Now in his 40s, he has been a professional singer, song writer, and pianist for the last 15 years. He has gone on to perform over 100 shows per year across Canada, Europe and Latin America. “These all stem from me having the opportunity to have been exposed to music, through piano lessons in a small town in Saskatchewan, when I was a kid.”

Straker is thankful for his mother and piano teachers who have had a huge impact in his musical career. He notes that if his parents did not have the financial means to support his music lessons, he wouldn’t have been able to explore the arts. “There are thousands of Saskatchewan children and youth whose parents do not have the financial means to enroll them in creative lessons,” he says adding that a family’s financial status should not be a barrier for children who wish to explore the arts.

“We’ve created more opportunities for kids to explore sports so we have more kids excelling in sports, but if we created more opportunities for kids to explore the arts, we would have more kids excelling in the arts – it’s that simple!” he adds. “There is, without a doubt, kids out there who love to create, love dance, love painting … but they won’t know if they are interested if they are not given a chance and so that exposure is critical.”

As a songwriter and singer, Straker says, arts, creativity and culture allow him to express his feelings, ideas, and views that will hopefully make people think and become better people. “I take pride in getting a response from someone saying ‘I loved your song because it really made me think’ or ‘it really questions something’. To me, that’s what this is all about, but I think our job as an artist is to reflect society back to itself.”

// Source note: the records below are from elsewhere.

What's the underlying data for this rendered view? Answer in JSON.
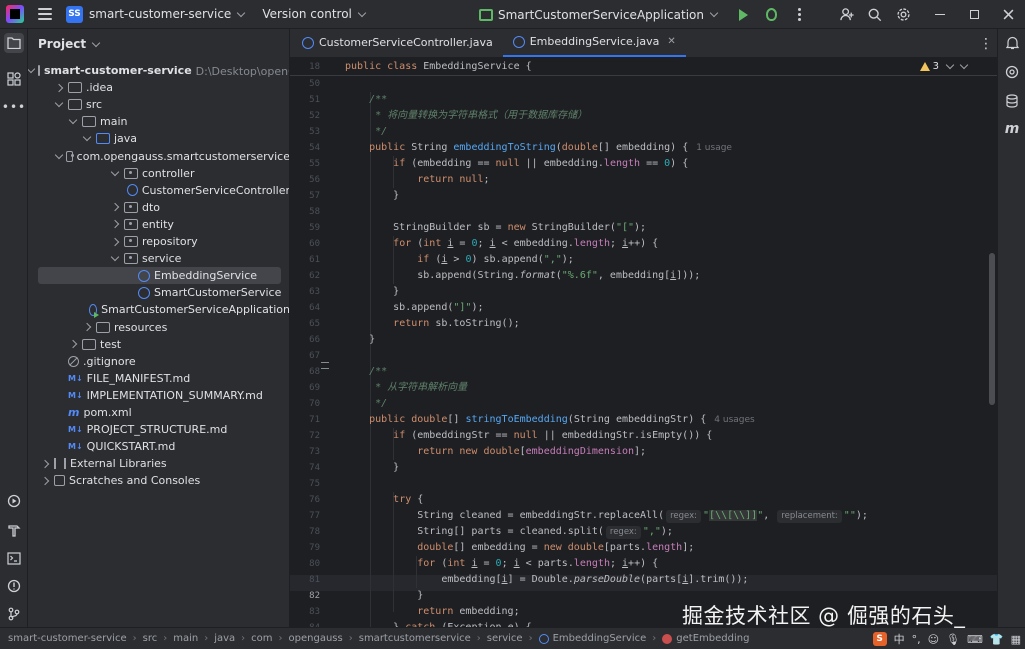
{
  "titlebar": {
    "project_badge": "SS",
    "project_name": "smart-customer-service",
    "vcs": "Version control",
    "run_config": "SmartCustomerServiceApplication"
  },
  "project_panel": {
    "title": "Project",
    "root_path": "D:\\Desktop\\openGauss赋能智",
    "items": [
      {
        "label": "smart-customer-service",
        "depth": 0,
        "arrow": "d",
        "icon": "folder",
        "bold": true
      },
      {
        "label": ".idea",
        "depth": 1,
        "arrow": "r",
        "icon": "folder"
      },
      {
        "label": "src",
        "depth": 1,
        "arrow": "d",
        "icon": "folder"
      },
      {
        "label": "main",
        "depth": 2,
        "arrow": "d",
        "icon": "folder"
      },
      {
        "label": "java",
        "depth": 3,
        "arrow": "d",
        "icon": "folder-blue"
      },
      {
        "label": "com.opengauss.smartcustomerservice",
        "depth": 4,
        "arrow": "d",
        "icon": "pkg"
      },
      {
        "label": "controller",
        "depth": 5,
        "arrow": "d",
        "icon": "pkg"
      },
      {
        "label": "CustomerServiceController",
        "depth": 6,
        "arrow": "n",
        "icon": "cls"
      },
      {
        "label": "dto",
        "depth": 5,
        "arrow": "r",
        "icon": "pkg"
      },
      {
        "label": "entity",
        "depth": 5,
        "arrow": "r",
        "icon": "pkg"
      },
      {
        "label": "repository",
        "depth": 5,
        "arrow": "r",
        "icon": "pkg"
      },
      {
        "label": "service",
        "depth": 5,
        "arrow": "d",
        "icon": "pkg"
      },
      {
        "label": "EmbeddingService",
        "depth": 6,
        "arrow": "n",
        "icon": "cls",
        "selected": true
      },
      {
        "label": "SmartCustomerService",
        "depth": 6,
        "arrow": "n",
        "icon": "cls"
      },
      {
        "label": "SmartCustomerServiceApplication",
        "depth": 5,
        "arrow": "n",
        "icon": "cls-run"
      },
      {
        "label": "resources",
        "depth": 3,
        "arrow": "r",
        "icon": "folder"
      },
      {
        "label": "test",
        "depth": 2,
        "arrow": "r",
        "icon": "folder"
      },
      {
        "label": ".gitignore",
        "depth": 1,
        "arrow": "n",
        "icon": "ignore"
      },
      {
        "label": "FILE_MANIFEST.md",
        "depth": 1,
        "arrow": "n",
        "icon": "md"
      },
      {
        "label": "IMPLEMENTATION_SUMMARY.md",
        "depth": 1,
        "arrow": "n",
        "icon": "md"
      },
      {
        "label": "pom.xml",
        "depth": 1,
        "arrow": "n",
        "icon": "m"
      },
      {
        "label": "PROJECT_STRUCTURE.md",
        "depth": 1,
        "arrow": "n",
        "icon": "md"
      },
      {
        "label": "QUICKSTART.md",
        "depth": 1,
        "arrow": "n",
        "icon": "md"
      },
      {
        "label": "External Libraries",
        "depth": 0,
        "arrow": "r",
        "icon": "lib"
      },
      {
        "label": "Scratches and Consoles",
        "depth": 0,
        "arrow": "r",
        "icon": "scratch"
      }
    ]
  },
  "icons": {
    "md_glyph": "M↓",
    "m_glyph": "m",
    "right_m": "m",
    "tab_more": "⋮",
    "status_cn": "中"
  },
  "tabs": [
    {
      "label": "CustomerServiceController.java",
      "active": false
    },
    {
      "label": "EmbeddingService.java",
      "active": true
    }
  ],
  "editor": {
    "sticky_line_no": "18",
    "warning_count": "3",
    "current_line": "82",
    "line_numbers": [
      "50",
      "51",
      "52",
      "53",
      "54",
      "55",
      "56",
      "57",
      "58",
      "59",
      "60",
      "61",
      "62",
      "63",
      "64",
      "65",
      "66",
      "67",
      "68",
      "69",
      "70",
      "71",
      "72",
      "73",
      "74",
      "75",
      "76",
      "77",
      "78",
      "79",
      "80",
      "81",
      "82",
      "83",
      "84"
    ],
    "hints": {
      "usage_1": "1 usage",
      "usage_4": "4 usages",
      "regex": "regex:",
      "replacement": "replacement:"
    }
  },
  "statusbar": {
    "breadcrumbs": [
      "smart-customer-service",
      "src",
      "main",
      "java",
      "com",
      "opengauss",
      "smartcustomerservice",
      "service",
      "EmbeddingService",
      "getEmbedding"
    ]
  },
  "watermark": "掘金技术社区 @ 倔强的石头_",
  "colors": {
    "accent": "#3574f0",
    "keyword": "#cf8e6d",
    "function": "#56a8f5",
    "string": "#6aab73",
    "number": "#2aacb8",
    "field": "#c77dbb",
    "comment": "#7a7e85"
  }
}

He goes on to add that programs such as Creative Kids should receive more support since it helps give kids the opportunity to try an art form [or other creative activity] and see if they love it. “It gives kids the chance to realize that the arts are for them and not given that opportunity, what we end up missing out on is the next great artist from the province, in fact, the next greatest artist in the world that we don’t know yet, but we have to create opportunities to discover them.”